In real-world facial recognition situations, researchers feed the algorithm pictures or frames from a video and the computer then builds a template of the person’s face that it can check against a database of individuals. “Based on the degree of match on those templates, it comes up with a ranked order list of individuals,” Savvides explains. “There’s a top match that might be 89 percent, then another at 85 percent and down the line.” It doesn’t provide law enforcement—or whoever is performing the research—with a definitive match and they don’t treat it as such.

Depending on the scope of the case or research, the list of possible matches can vary in size. “It could be 20, 50, or the top 100 matches,” says Savvides. “It depends on variables like the severity of the crime. For a high-profile case like the Boston Marathon case, they would search in the hundreds.”

Even relying on facial recognition as a starting point for law enforcement can still be troublesome. Last year, Detroit police arrested Robert Julian-Borchak Williams, making him the “first known account of an American being wrongfully arrested based on a flawed match from a facial recognition algorithm,” according to the New York Times. In that case, Detroit police got a match after facial recognition tech analyzed a picture against the Statewide Network of Agency Photos (SNAP), which is overseen by a collective of investigators from various agencies.

An official FAQ about the SNAP program explicitly states that facial recognition isn’t a form of positive ID and even lays out the potential for false positives.

Those issues with accuracy also explain why you don’t hear about facial recognition data coming up in courtroom scenarios. ” To my knowledge, it has never been introduced as evidence in a court anywhere in the country,” says Farhang Heydari, executive director of the Policing Project and adjunct professor at NYU Law. “Right now, facial recognition is considered too unreliable to be used as evidence anywhere.”

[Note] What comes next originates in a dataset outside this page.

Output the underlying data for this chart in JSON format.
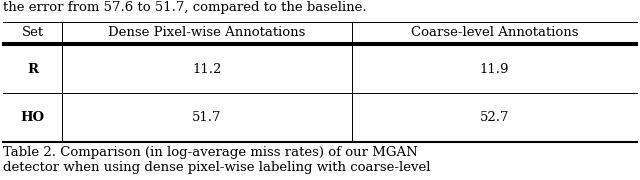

Those reliability issues aren’t consistent across populations, either, which further complicates the matter. A number of studies conducted by organizations  such as MIT and the National Institute of Standards and Technology have demonstrated that facial recognition systems are up to 100 times more accurate when reading Caucasian faces vs. those of African-American or Asian people.

Facial recognition has improved dramatically in recent years, especially during the last 12 months, according to Savvides, who cites the COVID-19 pandemic’s mask mandates for motivating researchers to overcome the issues that come with occluded facial features. But, it still has a long way to go before it gains anywhere near the kind of legal credibility enjoyed by other techniques like fingerprints and DNA evidence.

While you likely won’t see facial recognition showing up as hard evidence from prosecutors anytime soon, experts like Heydari do believe it should come up in court more often than it currently does. “Most defense attorneys never know that facial recognition is actually being used in their case and I don’t think that’s right,” he says, “Regardless of whether you’re in favor of facial recognition generally, I think defendants have a constitutional right to know what technology is being used in their investigation.” Then, it would be more clear if the possibility for any of those known facial recognition issues could have possibly come up during the investigation process.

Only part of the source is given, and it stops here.